Achala floats backward from the window as the sound of a car fills the compound. ‘Here he comes,’ she says.

We wait in the darkest corner of the living room, waiting for the door to open. The footsteps we hear are sure, light and steady. He is whistling a tune. The same one. A click as the key slides into the hole and turns. A lazy yawn from the door as it swings open. I don’t need to, but I pull Achala close to myself protectively.

The man who enters the room flicks two switches, and in an instant we’re bathed in harsh, white light. He doesn’t take any notice of us, of course. He walks to the mini-fridge, brings out a bottle, and takes a good hard swig at it.

‘Uncle,’ says Achala.

‘But he is alone,’ I reply. ‘Where is my son?’

For a long time Achala does not answer me. As the man moves to the rocking chair, settles into it, and places his feet on the coffee table, we watch quietly. I try to rack my brain to think of whether I’d seen him before. But I hadn’t. He seemed to be in his mid-thirties, quite slender of build, but strong in the hands and fingers. The glasses he wore were rimless and rectangular; they gave him the appearance of a schoolteacher. Or a librarian. A scientist.

‘Maybe there has been a mistake,’ says Achala.

‘Have you forgotten?’ I hear myself saying. ‘There are no mistakes.’

I am aware of the realization before it strikes me, before I know what it even is. I take Achala by the hand and lead her to the photograph on the wall. I rise up into the air so that I can touch my nose to the glass surface of the frame. I am looking for a remnant of a date which I know is present – the top left corner? No. The top right? No.

I find an almost fully faded sequence of three numbers along the bottom edge. ‘See this?’

Achala frowns at it and shakes her head. ‘It says three-eight-five. What does that mean, Aunty?’

‘That photograph was taken in March of nineteen eighty five,’ I reply. Behind me, I hear Govind sobbing and rocking on his chair. ‘Which year is this?’

‘It is 2017,’ says Achala. ‘Thirty two years – that means by now your son must have –’

‘Yes,’ I reply, turning around with Achala in my arms to face the man in the chair. For a moment I wonder if he is looking at me, but of course he is looking past me at the photograph. Tears are streaming down his cheeks, and he is clutching the armrests of the chair with all his might, rocking as fast as he can. Every now and then a guttural sound of agony tears him open.

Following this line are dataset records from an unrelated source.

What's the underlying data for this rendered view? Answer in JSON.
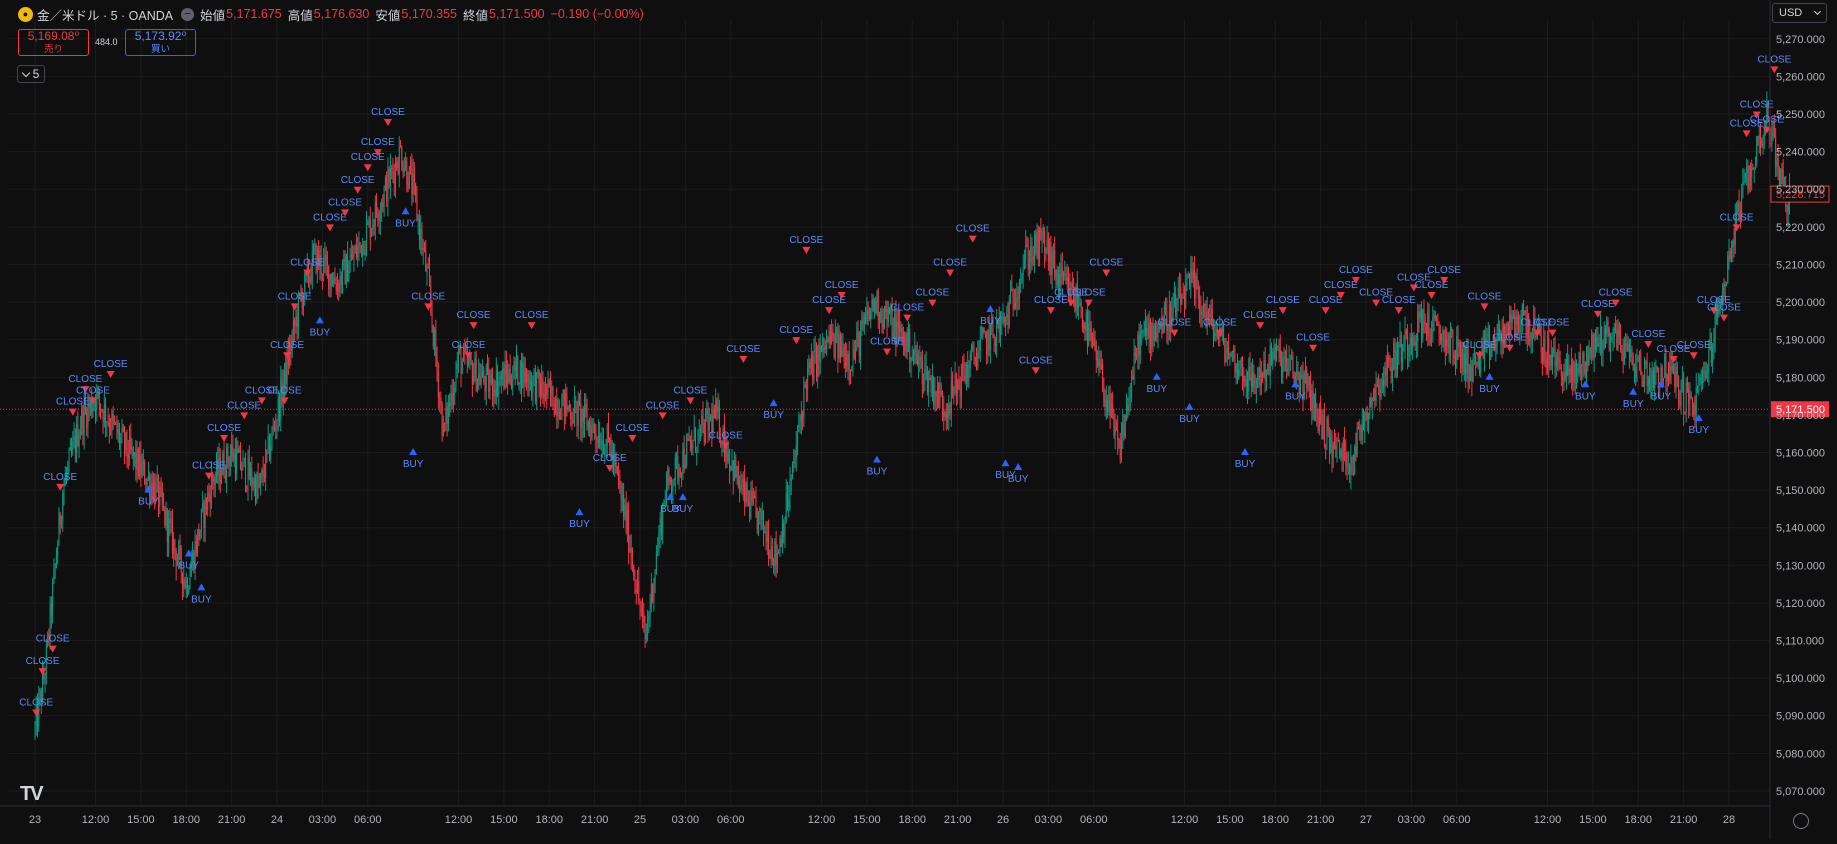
{
  "header": {
    "symbol": "金／米ドル · 5 · OANDA",
    "open_label": "始値",
    "open": "5,171.675",
    "high_label": "高値",
    "high": "5,176.630",
    "low_label": "安値",
    "low": "5,170.355",
    "close_label": "終値",
    "close": "5,171.500",
    "change": "−0.190 (−0.00%)"
  },
  "trade": {
    "sell_price": "5,169.08⁰",
    "sell_label": "売り",
    "buy_price": "5,173.92⁰",
    "buy_label": "買い",
    "spread": "484.0"
  },
  "interval_label": "5",
  "currency": "USD",
  "colors": {
    "bg": "#0f0f0f",
    "up": "#089981",
    "down": "#f23645",
    "signal_blue": "#2962ff",
    "signal_red": "#f23645",
    "grid": "#1c1c1c"
  },
  "chart_data": {
    "type": "candlestick",
    "ylim": [
      5066,
      5275
    ],
    "y_ticks": [
      5070,
      5080,
      5090,
      5100,
      5110,
      5120,
      5130,
      5140,
      5150,
      5160,
      5170,
      5180,
      5190,
      5200,
      5210,
      5220,
      5230,
      5240,
      5250,
      5260,
      5270
    ],
    "x_ticks": [
      "23",
      "12:00",
      "15:00",
      "18:00",
      "21:00",
      "24",
      "03:00",
      "06:00",
      "12:00",
      "15:00",
      "18:00",
      "21:00",
      "25",
      "03:00",
      "06:00",
      "12:00",
      "15:00",
      "18:00",
      "21:00",
      "26",
      "03:00",
      "06:00",
      "12:00",
      "15:00",
      "18:00",
      "21:00",
      "27",
      "03:00",
      "06:00",
      "12:00",
      "15:00",
      "18:00",
      "21:00",
      "28"
    ],
    "x_tick_steps": [
      0,
      48,
      84,
      120,
      156,
      192,
      228,
      264,
      336,
      372,
      408,
      444,
      480,
      516,
      552,
      624,
      660,
      696,
      732,
      768,
      804,
      840,
      912,
      948,
      984,
      1020,
      1056,
      1092,
      1128,
      1200,
      1236,
      1272,
      1308,
      1344
    ],
    "total_steps": 1392,
    "close_path": [
      [
        0,
        5086
      ],
      [
        8,
        5102
      ],
      [
        22,
        5150
      ],
      [
        36,
        5168
      ],
      [
        48,
        5175
      ],
      [
        70,
        5162
      ],
      [
        96,
        5150
      ],
      [
        120,
        5125
      ],
      [
        140,
        5152
      ],
      [
        156,
        5160
      ],
      [
        178,
        5150
      ],
      [
        192,
        5170
      ],
      [
        210,
        5200
      ],
      [
        222,
        5212
      ],
      [
        240,
        5205
      ],
      [
        258,
        5215
      ],
      [
        276,
        5228
      ],
      [
        290,
        5240
      ],
      [
        300,
        5230
      ],
      [
        312,
        5205
      ],
      [
        324,
        5165
      ],
      [
        336,
        5185
      ],
      [
        360,
        5178
      ],
      [
        384,
        5182
      ],
      [
        408,
        5175
      ],
      [
        432,
        5170
      ],
      [
        456,
        5162
      ],
      [
        470,
        5140
      ],
      [
        484,
        5110
      ],
      [
        500,
        5150
      ],
      [
        516,
        5160
      ],
      [
        540,
        5170
      ],
      [
        560,
        5150
      ],
      [
        578,
        5140
      ],
      [
        588,
        5132
      ],
      [
        600,
        5152
      ],
      [
        612,
        5180
      ],
      [
        630,
        5190
      ],
      [
        648,
        5185
      ],
      [
        666,
        5200
      ],
      [
        690,
        5190
      ],
      [
        708,
        5180
      ],
      [
        722,
        5172
      ],
      [
        732,
        5178
      ],
      [
        750,
        5188
      ],
      [
        770,
        5195
      ],
      [
        786,
        5212
      ],
      [
        800,
        5216
      ],
      [
        812,
        5206
      ],
      [
        828,
        5200
      ],
      [
        846,
        5180
      ],
      [
        860,
        5160
      ],
      [
        876,
        5190
      ],
      [
        900,
        5196
      ],
      [
        918,
        5205
      ],
      [
        930,
        5196
      ],
      [
        950,
        5185
      ],
      [
        966,
        5178
      ],
      [
        984,
        5186
      ],
      [
        1008,
        5178
      ],
      [
        1028,
        5162
      ],
      [
        1044,
        5158
      ],
      [
        1060,
        5175
      ],
      [
        1080,
        5186
      ],
      [
        1100,
        5195
      ],
      [
        1120,
        5190
      ],
      [
        1140,
        5182
      ],
      [
        1160,
        5190
      ],
      [
        1180,
        5196
      ],
      [
        1200,
        5186
      ],
      [
        1220,
        5180
      ],
      [
        1240,
        5190
      ],
      [
        1252,
        5192
      ],
      [
        1266,
        5185
      ],
      [
        1280,
        5180
      ],
      [
        1296,
        5182
      ],
      [
        1306,
        5176
      ],
      [
        1316,
        5172
      ],
      [
        1328,
        5185
      ],
      [
        1340,
        5205
      ],
      [
        1352,
        5225
      ],
      [
        1364,
        5238
      ],
      [
        1374,
        5250
      ],
      [
        1382,
        5238
      ],
      [
        1390,
        5226
      ]
    ],
    "last_price": 5171.5,
    "last_price_label": "5,171.500",
    "marked_price": 5228.715,
    "marked_price_label": "5,228.715",
    "signals": [
      {
        "t": 1,
        "p": 5089,
        "type": "CLOSE"
      },
      {
        "t": 6,
        "p": 5100,
        "type": "CLOSE"
      },
      {
        "t": 14,
        "p": 5106,
        "type": "CLOSE"
      },
      {
        "t": 20,
        "p": 5149,
        "type": "CLOSE"
      },
      {
        "t": 30,
        "p": 5169,
        "type": "CLOSE"
      },
      {
        "t": 40,
        "p": 5175,
        "type": "CLOSE"
      },
      {
        "t": 46,
        "p": 5172,
        "type": "CLOSE"
      },
      {
        "t": 60,
        "p": 5179,
        "type": "CLOSE"
      },
      {
        "t": 90,
        "p": 5152,
        "type": "BUY"
      },
      {
        "t": 122,
        "p": 5135,
        "type": "BUY"
      },
      {
        "t": 132,
        "p": 5126,
        "type": "BUY"
      },
      {
        "t": 138,
        "p": 5152,
        "type": "CLOSE"
      },
      {
        "t": 150,
        "p": 5162,
        "type": "CLOSE"
      },
      {
        "t": 166,
        "p": 5168,
        "type": "CLOSE"
      },
      {
        "t": 180,
        "p": 5172,
        "type": "CLOSE"
      },
      {
        "t": 198,
        "p": 5172,
        "type": "CLOSE"
      },
      {
        "t": 200,
        "p": 5184,
        "type": "CLOSE"
      },
      {
        "t": 206,
        "p": 5197,
        "type": "CLOSE"
      },
      {
        "t": 216,
        "p": 5206,
        "type": "CLOSE"
      },
      {
        "t": 226,
        "p": 5197,
        "type": "BUY"
      },
      {
        "t": 234,
        "p": 5218,
        "type": "CLOSE"
      },
      {
        "t": 246,
        "p": 5222,
        "type": "CLOSE"
      },
      {
        "t": 256,
        "p": 5228,
        "type": "CLOSE"
      },
      {
        "t": 264,
        "p": 5234,
        "type": "CLOSE"
      },
      {
        "t": 272,
        "p": 5238,
        "type": "CLOSE"
      },
      {
        "t": 280,
        "p": 5246,
        "type": "CLOSE"
      },
      {
        "t": 294,
        "p": 5226,
        "type": "BUY"
      },
      {
        "t": 312,
        "p": 5197,
        "type": "CLOSE"
      },
      {
        "t": 300,
        "p": 5162,
        "type": "BUY"
      },
      {
        "t": 344,
        "p": 5184,
        "type": "CLOSE"
      },
      {
        "t": 348,
        "p": 5192,
        "type": "CLOSE"
      },
      {
        "t": 394,
        "p": 5192,
        "type": "CLOSE"
      },
      {
        "t": 432,
        "p": 5146,
        "type": "BUY"
      },
      {
        "t": 456,
        "p": 5154,
        "type": "CLOSE"
      },
      {
        "t": 474,
        "p": 5162,
        "type": "CLOSE"
      },
      {
        "t": 498,
        "p": 5168,
        "type": "CLOSE"
      },
      {
        "t": 504,
        "p": 5150,
        "type": "BUY"
      },
      {
        "t": 514,
        "p": 5150,
        "type": "BUY"
      },
      {
        "t": 520,
        "p": 5172,
        "type": "CLOSE"
      },
      {
        "t": 548,
        "p": 5160,
        "type": "CLOSE"
      },
      {
        "t": 562,
        "p": 5183,
        "type": "CLOSE"
      },
      {
        "t": 586,
        "p": 5175,
        "type": "BUY"
      },
      {
        "t": 604,
        "p": 5188,
        "type": "CLOSE"
      },
      {
        "t": 612,
        "p": 5212,
        "type": "CLOSE"
      },
      {
        "t": 630,
        "p": 5196,
        "type": "CLOSE"
      },
      {
        "t": 640,
        "p": 5200,
        "type": "CLOSE"
      },
      {
        "t": 668,
        "p": 5160,
        "type": "BUY"
      },
      {
        "t": 676,
        "p": 5185,
        "type": "CLOSE"
      },
      {
        "t": 692,
        "p": 5194,
        "type": "CLOSE"
      },
      {
        "t": 712,
        "p": 5198,
        "type": "CLOSE"
      },
      {
        "t": 726,
        "p": 5206,
        "type": "CLOSE"
      },
      {
        "t": 744,
        "p": 5215,
        "type": "CLOSE"
      },
      {
        "t": 758,
        "p": 5200,
        "type": "BUY"
      },
      {
        "t": 770,
        "p": 5159,
        "type": "BUY"
      },
      {
        "t": 780,
        "p": 5158,
        "type": "BUY"
      },
      {
        "t": 794,
        "p": 5180,
        "type": "CLOSE"
      },
      {
        "t": 806,
        "p": 5196,
        "type": "CLOSE"
      },
      {
        "t": 822,
        "p": 5198,
        "type": "CLOSE"
      },
      {
        "t": 836,
        "p": 5198,
        "type": "CLOSE"
      },
      {
        "t": 850,
        "p": 5206,
        "type": "CLOSE"
      },
      {
        "t": 890,
        "p": 5182,
        "type": "BUY"
      },
      {
        "t": 904,
        "p": 5190,
        "type": "CLOSE"
      },
      {
        "t": 916,
        "p": 5174,
        "type": "BUY"
      },
      {
        "t": 940,
        "p": 5190,
        "type": "CLOSE"
      },
      {
        "t": 960,
        "p": 5162,
        "type": "BUY"
      },
      {
        "t": 972,
        "p": 5192,
        "type": "CLOSE"
      },
      {
        "t": 990,
        "p": 5196,
        "type": "CLOSE"
      },
      {
        "t": 1000,
        "p": 5180,
        "type": "BUY"
      },
      {
        "t": 1014,
        "p": 5186,
        "type": "CLOSE"
      },
      {
        "t": 1024,
        "p": 5196,
        "type": "CLOSE"
      },
      {
        "t": 1036,
        "p": 5200,
        "type": "CLOSE"
      },
      {
        "t": 1048,
        "p": 5204,
        "type": "CLOSE"
      },
      {
        "t": 1064,
        "p": 5198,
        "type": "CLOSE"
      },
      {
        "t": 1082,
        "p": 5196,
        "type": "CLOSE"
      },
      {
        "t": 1094,
        "p": 5202,
        "type": "CLOSE"
      },
      {
        "t": 1108,
        "p": 5200,
        "type": "CLOSE"
      },
      {
        "t": 1118,
        "p": 5204,
        "type": "CLOSE"
      },
      {
        "t": 1146,
        "p": 5184,
        "type": "CLOSE"
      },
      {
        "t": 1150,
        "p": 5197,
        "type": "CLOSE"
      },
      {
        "t": 1154,
        "p": 5182,
        "type": "BUY"
      },
      {
        "t": 1170,
        "p": 5186,
        "type": "CLOSE"
      },
      {
        "t": 1192,
        "p": 5190,
        "type": "CLOSE"
      },
      {
        "t": 1204,
        "p": 5190,
        "type": "CLOSE"
      },
      {
        "t": 1230,
        "p": 5180,
        "type": "BUY"
      },
      {
        "t": 1240,
        "p": 5195,
        "type": "CLOSE"
      },
      {
        "t": 1254,
        "p": 5198,
        "type": "CLOSE"
      },
      {
        "t": 1268,
        "p": 5178,
        "type": "BUY"
      },
      {
        "t": 1280,
        "p": 5187,
        "type": "CLOSE"
      },
      {
        "t": 1290,
        "p": 5180,
        "type": "BUY"
      },
      {
        "t": 1300,
        "p": 5183,
        "type": "CLOSE"
      },
      {
        "t": 1316,
        "p": 5184,
        "type": "CLOSE"
      },
      {
        "t": 1320,
        "p": 5171,
        "type": "BUY"
      },
      {
        "t": 1332,
        "p": 5196,
        "type": "CLOSE"
      },
      {
        "t": 1340,
        "p": 5194,
        "type": "CLOSE"
      },
      {
        "t": 1350,
        "p": 5218,
        "type": "CLOSE"
      },
      {
        "t": 1358,
        "p": 5243,
        "type": "CLOSE"
      },
      {
        "t": 1366,
        "p": 5248,
        "type": "CLOSE"
      },
      {
        "t": 1374,
        "p": 5244,
        "type": "CLOSE"
      },
      {
        "t": 1380,
        "p": 5260,
        "type": "CLOSE"
      }
    ]
  }
}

‘He does this every night,’ Achala says. ‘He sometime comes to the backyard, where he buried me, and he says sorry. He says sorry, sorry, sorry, but I could not help it.’

‘Where did he bury you in the backyard?’

Achala takes me to the guest bedroom, to the window through which I entered the house. Now I know every nook and corner of this desolate place. This is where I first beat him. This is where he took his first steps. This is where he called me Amma for the first time.

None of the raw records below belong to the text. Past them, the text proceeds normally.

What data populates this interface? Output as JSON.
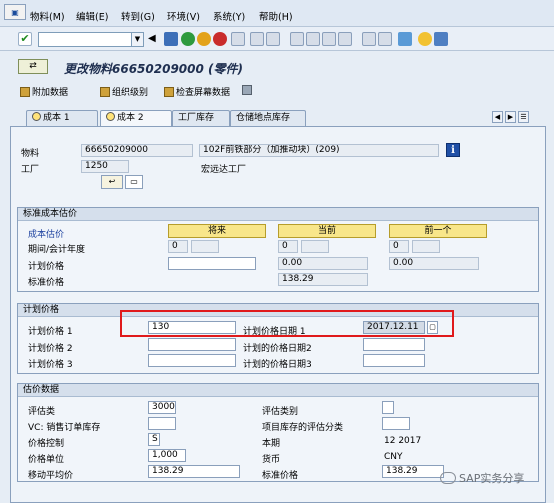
{
  "menu": {
    "items": [
      "物料(M)",
      "编辑(E)",
      "转到(G)",
      "环境(V)",
      "系统(Y)",
      "帮助(H)"
    ]
  },
  "title": "更改物料66650209000 (零件)",
  "app_toolbar": {
    "additional_data": "附加数据",
    "org_levels": "组织级别",
    "check_screen_data": "检查屏幕数据"
  },
  "tabs": [
    "成本 1",
    "成本 2",
    "工厂库存",
    "仓储地点库存"
  ],
  "header": {
    "material_label": "物料",
    "material_value": "66650209000",
    "material_desc": "102F前铁部分（加推动块）(209)",
    "plant_label": "工厂",
    "plant_value": "1250",
    "plant_name": "宏远达工厂"
  },
  "std_cost_estimate": {
    "title": "标准成本估价",
    "cost_estimate_label": "成本估价",
    "col_future": "将来",
    "col_current": "当前",
    "col_previous": "前一个",
    "period_fy_label": "期间/会计年度",
    "future_period": "0",
    "current_period": "0",
    "previous_period": "0",
    "planned_price_label": "计划价格",
    "current_planned": "0.00",
    "previous_planned": "0.00",
    "standard_price_label": "标准价格",
    "current_standard": "138.29"
  },
  "planned_prices": {
    "title": "计划价格",
    "price1_label": "计划价格 1",
    "price1_value": "130",
    "price2_label": "计划价格 2",
    "price3_label": "计划价格 3",
    "date1_label": "计划价格日期 1",
    "date1_value": "2017.12.11",
    "date2_label": "计划的价格日期2",
    "date3_label": "计划的价格日期3"
  },
  "valuation": {
    "title": "估价数据",
    "val_class_label": "评估类",
    "val_class_value": "3000",
    "val_category_label": "评估类别",
    "vc_label": "VC: 销售订单库存",
    "proj_stock_label": "项目库存的评估分类",
    "price_control_label": "价格控制",
    "price_control_value": "S",
    "current_period_label": "本期",
    "current_period_value": "12 2017",
    "price_unit_label": "价格单位",
    "price_unit_value": "1,000",
    "currency_label": "货币",
    "currency_value": "CNY",
    "mov_avg_label": "移动平均价",
    "mov_avg_value": "138.29",
    "std_price_label": "标准价格",
    "std_price_value": "138.29"
  },
  "watermark": "SAP实务分享",
  "colors": {
    "highlight_box": "#e0191b",
    "header_band": "#d5dfec",
    "button_yellow": "#f8e68a",
    "info_blue": "#1f4fa6"
  }
}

She shows me the spot by pointing at it through the window. Under the guava tree. He and I planted the sapling for this third birthday. They buried me beside it. Now I remember. But who is ‘they’? Who buried me and who took care of Govind? Did it matter?

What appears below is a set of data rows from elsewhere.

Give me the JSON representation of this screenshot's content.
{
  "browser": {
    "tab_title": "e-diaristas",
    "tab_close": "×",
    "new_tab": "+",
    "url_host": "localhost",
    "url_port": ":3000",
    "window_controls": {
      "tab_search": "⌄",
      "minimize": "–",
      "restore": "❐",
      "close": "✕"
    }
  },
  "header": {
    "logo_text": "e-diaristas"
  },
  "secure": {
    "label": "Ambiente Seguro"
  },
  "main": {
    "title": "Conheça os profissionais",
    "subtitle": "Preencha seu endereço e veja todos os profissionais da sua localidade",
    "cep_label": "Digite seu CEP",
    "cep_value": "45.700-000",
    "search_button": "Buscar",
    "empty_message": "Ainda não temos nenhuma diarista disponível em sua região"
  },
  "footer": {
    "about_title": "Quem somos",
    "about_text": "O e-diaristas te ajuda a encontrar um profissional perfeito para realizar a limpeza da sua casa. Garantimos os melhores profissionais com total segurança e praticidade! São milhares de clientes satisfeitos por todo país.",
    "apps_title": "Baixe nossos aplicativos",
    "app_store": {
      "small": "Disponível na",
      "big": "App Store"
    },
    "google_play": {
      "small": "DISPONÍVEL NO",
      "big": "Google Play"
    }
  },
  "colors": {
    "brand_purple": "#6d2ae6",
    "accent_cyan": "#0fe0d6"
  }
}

‘I am not the first one,’ Achala tells me. He small fingers entwine with mine. ‘There are others. All buried there.’

‘How many?’

‘Five. Four besides me,’ says Achala. ‘He began on his thirtieth birthday. I don’t know why he waited so long – or maybe there are other places he used to use, and now he has come here.’

I try to imagine this grave of five children, their faces and their smiles, and their bodies writhing in pain, this earth soaked in their blood. I try to picture Govind heaving Achala’s deformed and defiled body over his shoulder one moonlit night, and carrying her to the shade of the guava tree. She sits propped up against the trunk, watching, while he digs. He whistles while he works. The same song.

She still bleeds from her wounds even though life has left her. Her body is still warm. He talks to her, tells her that he loves her. ‘Don’t be sad that you have to leave, baby,’ he says. ‘We will always have these fourteen days.’

‘Stop!’ cries Achala, scratching on my wrist. ‘I cannot!’

Achala, pure and pristine by my side, without a mark on her divine face. Achala, buried under that guava tree, rotting away, her half-sari tattered and stained by his fluids. And the remaining four children he has claimed for himself – nothing but bones and dust. Even their souls are long gone. If they ever thirsted for revenge, that is also now just a memory.

I want to ask Achala if she felt anger for Uncle at any point during the two weeks he had kept her captive here.

She shakes her head. ‘Sorrow. A lot of sorrow.’

Did she plead with him to let him go? Did she promise that she would never tell anyone about him? Did she beg him? Did a seven year old feel the pangs of being separated, one inch at a time, from life?

‘He would ask me,’ says Achala. ‘He would ask me if I would like to go back home, to my family. If you promise to keep this a secret, I will let you go. And then, after I’d break down and promise him everything he asked for, he would smile at me gently, and he would shake his head. Tell me you love me, he’d say. And I would.’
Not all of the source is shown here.